N.B. Het kan zijn dat elementen ontbreken aan deze printversie.
Eens in de zoveel tijd word ik aangesproken door iemand met een dementerende ouder, of dementerende ouders want twee tegelijkertijd komt ook voor. Ik heb daar niet altijd zin in. Vorige week, ik bestelde bij een Coffeecompany in Amsterdam, kwam ik oog in oog met een man die me al een tijdje stond toe te knikken. Vriendelijk en welwillend, maar ook met een gezicht dat verried dat hij me weleens eventjes zou gaan stalken. Op zijn revers zat het ‘vergeet-me-nietje’ van Alzheimer Nederland, een goed gekozen symbool, hij zou er later ten overvloede ook nog even met de vinger op tikken.
Hij ging dichtbij staan.
„Hoe is het met moeders?”, trapte hij af.
‘Moeders’ was al weer ruim twee maanden dood.
„Overleden”, zei ik.
De man greep naar zijn hoofd, roepend dat hij dat misschien wel ergens had gelezen. Het was hem ontschoten, hoe dat kon wist hij niet.

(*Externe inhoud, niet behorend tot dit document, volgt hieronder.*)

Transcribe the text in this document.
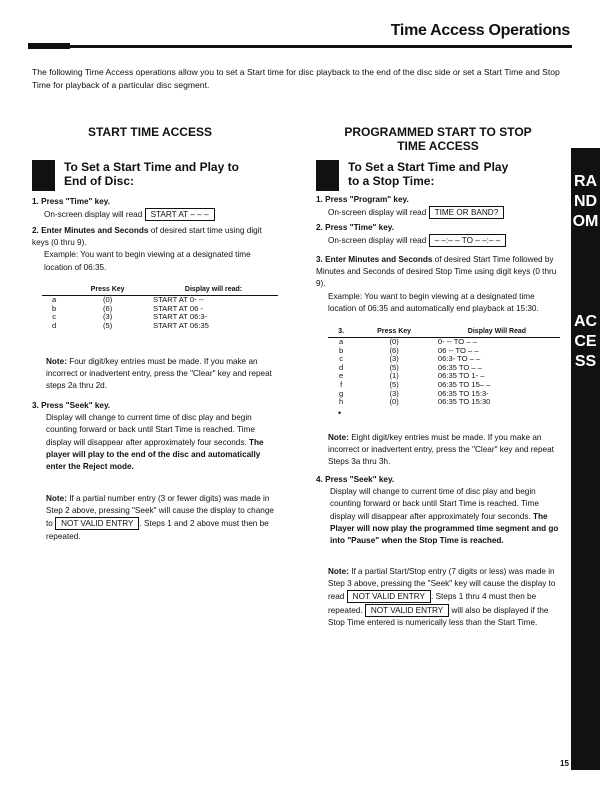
Time Access Operations
The following Time Access operations allow you to set a Start time for disc playback to the end of the disc side or set a Start Time and Stop Time for playback of a particular disc segment.
START TIME ACCESS
To Set a Start Time and Play to
End of Disc:
1. Press "Time" key.
On-screen display will read START AT – – –
2. Enter Minutes and Seconds of desired start time using digit keys (0 thru 9).
Example: You want to begin viewing at a designated time location of 06:35.
	Press Key	Display will read:
a	(0)	START AT 0- --
b	(6)	START AT 06 -
c	(3)	START AT 06:3-
d	(5)	START AT 06:35
Note: Four digit/key entries must be made. If you make an incorrect or inadvertent entry, press the "Clear" key and repeat steps 2a thru 2d.
3. Press "Seek" key.
Display will change to current time of disc play and begin counting forward or back until Start Time is reached. Time display will disappear after approximately four seconds. The player will play to the end of the disc and automatically enter the Reject mode.
Note: If a partial number entry (3 or fewer digits) was made in Step 2 above, pressing "Seek" will cause the display to change to NOT VALID ENTRY . Steps 1 and 2 above must then be repeated.
•
PROGRAMMED START TO STOP
TIME ACCESS
To Set a Start Time and Play
to a Stop Time:
1. Press "Program" key.
On-screen display will read TIME OR BAND?
2. Press "Time" key.
On-screen display will read – –:– – TO – –:– –
3. Enter Minutes and Seconds of desired Start Time followed by Minutes and Seconds of desired Stop Time using digit keys (0 thru 9).
Example: You want to begin viewing at a designated time location of 06:35 and automatically end playback at 15:30.
3.	Press Key	Display Will Read
a	(0)	0- -- TO – –
b	(6)	06 -- TO – –
c	(3)	06:3- TO – –
d	(5)	06:35 TO – –
e	(1)	06:35 TO 1- –
f	(5)	06:35 TO 15– –
g	(3)	06:35 TO 15:3-
h	(0)	06:35 TO 15:30
Note: Eight digit/key entries must be made. If you make an incorrect or inadvertent entry, press the "Clear" key and repeat Steps 3a thru 3h.
4. Press "Seek" key.
Display will change to current time of disc play and begin counting forward or back until Start Time is reached. Time display will disappear after approximately four seconds. The Player will now play the programmed time segment and go into "Pause" when the Stop Time is reached.
Note: If a partial Start/Stop entry (7 digits or less) was made in Step 3 above, pressing the "Seek" key will cause the display to read NOT VALID ENTRY . Steps 1 thru 4 must then be repeated. NOT VALID ENTRY will also be displayed if the Stop Time entered is numerically less than the Start Time.
RANDOM
ACCESS
15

„Misschien is alzheimer besmettelijk”, zocht ik mee naar een verklaring.
Dat dacht hij dan toch van niet.
Had ik er wel over geschreven?
In van die mooie, treffende zinnen?
Ja?
Wist ik het zeker?
Ja, natuurlijk wist ik het zeker.
Hij was even stil, stak daarna zijn vinger in de lucht en zei: „Ik was in Bretagne op vakantie, alleen met mijn tent! Mijn hoofd gewassen in de rivier. Daarom heb ik het gemist!” Hij zorgde al weer zeven jaar voor zijn vader. De ellende was begonnen toen die suiker in het koffiezetapparaat was gaan doen.
‘Misschien is alzheimer besmettelijk’ zocht ik mee naar een verklaring
„Je weet pas wat alzheimer is als het je overkomt…”
Hij hoorde zoveel verhalen van lotgenoten. Dat was dan wel het fijne van het alzheimerspeldje, je herkende elkaar, soms stonden mensen je ook op te wachten.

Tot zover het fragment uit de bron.